Spekulasi penunjukan Menteri Koordinator Bidang Politik, Hukum, dan Keamanan (Menko Polhukam) oleh Presiden Prabowo Subianto menghadirkan dua figur dengan latar belakang finansial yang kontras.
Perbandingan kekayaan calon kuat, Anies Baswedan dan Mahfud MD, yang tercatat dalam Laporan Harta Kekayaan Penyelenggara Negara (LHKPN), dinilai “bak bumi dan langit.”
Di satu sisi, Mahfud MD, yang didukung rekam jejak mumpuni sebagai eks Menko Polhukam dan Ketua Mahkamah Konstitusi, tercatat memiliki total kekayaan bersih mencapai Rp 29,5 miliar per 2022.
Angka fantastis ini didominasi oleh kas dan setara kas senilai lebih dari Rp 15,8 miliar serta kepemilikan 15 bidang tanah dan bangunan. Poin paling krusial: Mahfud tercatat bebas dari utang, menunjukkan profil finansial yang sangat solid.
Sebaliknya, Anies Baswedan, yang juga disebut-sebut masuk bursa berkat pengalaman eksekutifnya di DKI Jakarta, melaporkan kekayaan bersih terakhir (per 2023) hanya di kisaran Rp 11,7 miliar. Walau aset kotornya mencapai Rp 18,3 miliar—terutama dari kepemilikan tanah dan bangunan senilai Rp 14,2 miliar—nilai tersebut tergerus drastis oleh tanggungan utang yang mencapai Rp 6,6 miliar.
Perbedaan struktur kekayaan ini mencerminkan jejak karier dan manajemen finansial yang berbeda antara figur akademisi-hukum senior dan politisi eksekutif.
Disparitas kekayaan ini, terutama terkait beban utang Anies, menjadi fokus perbincangan publik. Dalam konteks jabatan sekelas Menko Polhukam—yang menjadi kunci stabilitas dan penegakan hukum—keterbukaan data LHKPN memainkan peran krusial dalam menguji integritas dan menepis keraguan atas potensi konflik kepentingan atau unjust enrichment.
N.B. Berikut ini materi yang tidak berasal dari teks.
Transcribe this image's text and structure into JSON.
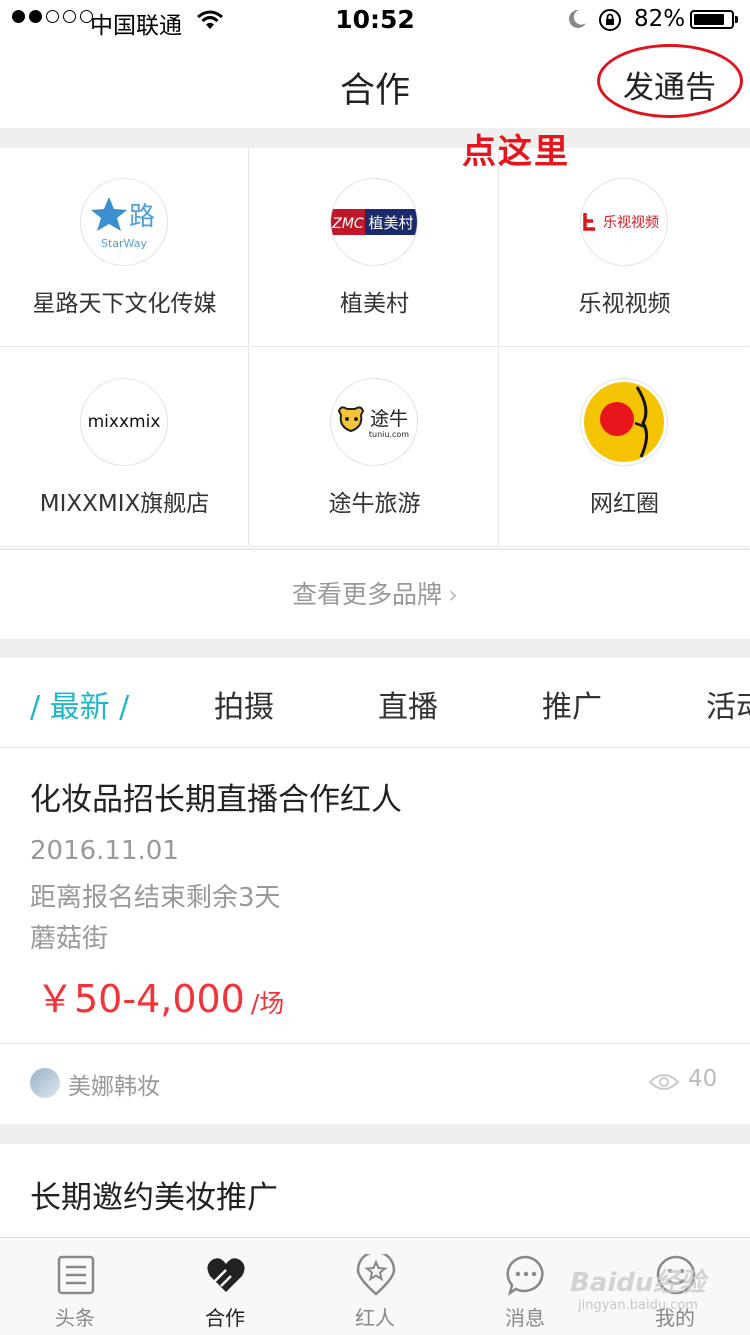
{
  "status": {
    "carrier": "中国联通",
    "time": "10:52",
    "battery": "82%",
    "battery_level": 0.82
  },
  "nav": {
    "title": "合作",
    "announce_button": "发通告"
  },
  "callout": "点这里",
  "brands": [
    {
      "name": "星路天下文化传媒",
      "logo_text": "星路",
      "logo_sub": "StarWay"
    },
    {
      "name": "植美村",
      "logo_text": "ZMC",
      "logo_sub": "植美村"
    },
    {
      "name": "乐视视频",
      "logo_text": "乐视视频"
    },
    {
      "name": "MIXXMIX旗舰店",
      "logo_text": "mixxmix"
    },
    {
      "name": "途牛旅游",
      "logo_text": "途牛",
      "logo_sub": "tuniu.com"
    },
    {
      "name": "网红圈",
      "logo_text": ""
    }
  ],
  "more_brands": "查看更多品牌",
  "tabs": [
    "/ 最新 /",
    "拍摄",
    "直播",
    "推广",
    "活动"
  ],
  "posts": [
    {
      "title": "化妆品招长期直播合作红人",
      "date": "2016.11.01",
      "deadline": "距离报名结束剩余3天",
      "location": "蘑菇街",
      "price": "￥50-4,000",
      "price_unit": "/场",
      "author": "美娜韩妆",
      "views": "40"
    },
    {
      "title": "长期邀约美妆推广"
    }
  ],
  "tabbar": [
    {
      "label": "头条",
      "icon": "news-icon"
    },
    {
      "label": "合作",
      "icon": "handshake-heart-icon"
    },
    {
      "label": "红人",
      "icon": "star-badge-icon"
    },
    {
      "label": "消息",
      "icon": "chat-bubble-icon"
    },
    {
      "label": "我的",
      "icon": "smiley-icon"
    }
  ],
  "watermark": {
    "brand": "Baidu经验",
    "url": "jingyan.baidu.com"
  },
  "colors": {
    "accent": "#1fb8c5",
    "price": "#f2343a",
    "annotation": "#e0141e"
  }
}
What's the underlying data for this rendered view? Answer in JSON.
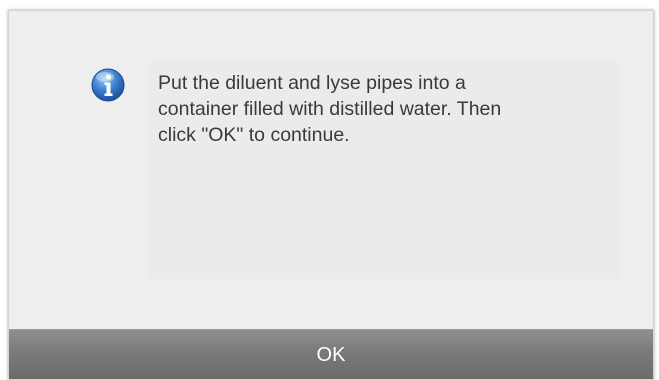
{
  "dialog": {
    "icon": "info-icon",
    "message_lines": [
      "Put the diluent and lyse pipes into a",
      "container filled with distilled water. Then",
      "click \"OK\" to continue."
    ],
    "ok_label": "OK"
  },
  "colors": {
    "background": "#efefef",
    "button": "#7a7a7a",
    "icon_blue": "#2f6fc3",
    "text": "#3a3a3a"
  }
}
Keputusan Prabowo kini berada di persimpangan: memilih Mahfud, sosok dengan track record hukum yang tajam dan kondisi finansial yang clean; atau Anies, figur dengan pengalaman politik eksekutif yang luas, meskipun dengan profil finansial yang terbebani.
Pilihan ini tidak hanya menentukan siapa yang mengisi kursi menteri, tetapi juga corak pendekatan pemerintah dalam menakhodai isu keamanan dan hukum nasional ke depan.